Civile

Derivati di Stato e danno erariale, giurisdizione contabile per i dirigenti del Mef

Per le S.U., sentenza n. 2157/21, invece, la banca advisor non è soggetta al giudizio della Corte dei conti

di Francesco Machina Grifeo

Le Sezioni Unite della Cassazione rimandano davanti al giudice contabile, per un presunto danno erariale da 4miliardi di euro, gli ex vertici del Ministero del Tesoro per aver sottoscritto, a copertura del debito italiano, derivati ad alto rischio avendo come controparte e advisor la banca d'affari Morgan Stanley. Giudizio da rifare dunque per gli ex direttori generali del Mef Vittorio Grilli e Domenico Siniscalco (diventati poi entrambi Ministri) e gli ex Direttori del Dipartimento debito pubblico Maria Cannata e Vincenzo La Via. In particolare nel mirino era finita la chiusura anticipata dei contratti, tra dicembre 2011 e gennaio 2012, grazie ad una clausola sbilanciata a favore della banca (che ne limitativa l'esposizione debitoria) e che sarebbe stata subita passivamente dai manager.
Nel marzo del 2019, invece, la Sezione centrale della Corte dei conti (in appello) aveva chiuso il caso per difetto di giurisdizione.

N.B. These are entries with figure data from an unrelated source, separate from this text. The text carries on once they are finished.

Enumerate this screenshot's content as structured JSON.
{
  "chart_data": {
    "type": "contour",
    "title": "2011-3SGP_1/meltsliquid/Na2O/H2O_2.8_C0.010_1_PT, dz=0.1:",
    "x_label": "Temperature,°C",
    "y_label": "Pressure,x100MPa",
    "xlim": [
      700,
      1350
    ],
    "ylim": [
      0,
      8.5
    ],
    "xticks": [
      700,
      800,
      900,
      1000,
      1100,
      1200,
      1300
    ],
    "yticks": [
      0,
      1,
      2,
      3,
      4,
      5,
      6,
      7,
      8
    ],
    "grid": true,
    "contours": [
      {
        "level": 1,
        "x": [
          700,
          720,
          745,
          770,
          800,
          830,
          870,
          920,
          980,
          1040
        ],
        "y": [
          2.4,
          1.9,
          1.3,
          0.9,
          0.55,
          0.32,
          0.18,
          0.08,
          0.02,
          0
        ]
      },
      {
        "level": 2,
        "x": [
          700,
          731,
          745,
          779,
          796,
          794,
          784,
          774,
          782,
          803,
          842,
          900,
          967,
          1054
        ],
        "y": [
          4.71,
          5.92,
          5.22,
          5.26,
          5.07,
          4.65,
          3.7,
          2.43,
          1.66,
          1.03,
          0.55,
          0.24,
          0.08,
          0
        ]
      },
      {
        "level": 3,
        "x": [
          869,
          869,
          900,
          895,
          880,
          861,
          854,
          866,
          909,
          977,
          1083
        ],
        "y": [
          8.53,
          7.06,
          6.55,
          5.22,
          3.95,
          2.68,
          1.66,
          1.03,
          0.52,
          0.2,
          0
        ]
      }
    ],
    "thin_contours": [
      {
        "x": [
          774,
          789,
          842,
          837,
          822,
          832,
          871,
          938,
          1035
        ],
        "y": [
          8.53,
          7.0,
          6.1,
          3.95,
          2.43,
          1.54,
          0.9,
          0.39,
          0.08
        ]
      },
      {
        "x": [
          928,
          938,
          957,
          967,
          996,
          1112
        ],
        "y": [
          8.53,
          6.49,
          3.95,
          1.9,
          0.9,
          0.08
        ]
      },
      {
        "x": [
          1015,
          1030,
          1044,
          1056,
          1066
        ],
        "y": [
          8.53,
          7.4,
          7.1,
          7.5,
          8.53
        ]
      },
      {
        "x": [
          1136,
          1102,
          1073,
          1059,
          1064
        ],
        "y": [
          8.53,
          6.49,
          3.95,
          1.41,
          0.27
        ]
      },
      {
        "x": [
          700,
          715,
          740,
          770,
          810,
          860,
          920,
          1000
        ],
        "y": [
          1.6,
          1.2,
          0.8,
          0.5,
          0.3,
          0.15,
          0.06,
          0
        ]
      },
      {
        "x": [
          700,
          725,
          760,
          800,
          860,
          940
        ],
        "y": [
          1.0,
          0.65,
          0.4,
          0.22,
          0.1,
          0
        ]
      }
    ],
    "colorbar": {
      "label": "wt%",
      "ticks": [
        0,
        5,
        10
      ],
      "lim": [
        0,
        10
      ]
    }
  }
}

Con la sentenza n. 2157 depositata il 1 febbraio , la Cassazione ha accolto parzialmente il ricorso del Procuratore generale delle Corte dei conti. Parzialmente perché ha escluso dall'azione per danno erariale la banca. Neppure il duplice ruolo svolto da Morgan Stanley, controparte e advisor delle operazioni, consente di far rientrare l'istituto nella giurisdizione contabile. Secondo la Corte infatti il rapporto non si è mai connotato "come relazione di servizio comportante l'assunzione di potestà pubblicistiche ed il suo inserimento, anche temporaneo, nell'organizzazione del Ministero quale agente di questo in ordine alle scelte di negoziazione in strumenti finanziari derivati e di gestione del debito pubblico sovrano". L'uscita di scena della banca rende a questo punto comunque non recuperabile la somma monstre richiesta dalla Procura.

Per quanto concerne i vertici del Mef, la Cassazione, con un principio di diritto, ha invece affermato che "ferma restando l'insindacabilità giurisdizionale delle scelte di gestione del debito pubblico, da parte degli organi governativi, mediante ricorso a contratti in strumenti finanziari derivati, rientra nella giurisdizione contabile, in quanto attinente al vaglio dei parametri di legittimità e non di mera opportunità o convenienza dell'agire amministrativo, l'azione di responsabilità per danno erariale con la quale si faccia valere, quale petitum sostanziale, la mala gestio alla quale i dirigenti del Ministero del Tesoro (oggi MEF) avrebbero dato corso, in concreto, nell'adozione di determinate modalità operative e nella pattuizione di specifiche condizioni negoziali relative a particolari contratti in tali strumenti". Gli ex manager pubblici torneranno dunque davanti alla Corte dei conti, Sezione giurisdizionale per il Lazio (in diversa composizione), per la celebrazione del primo grado di giudizio.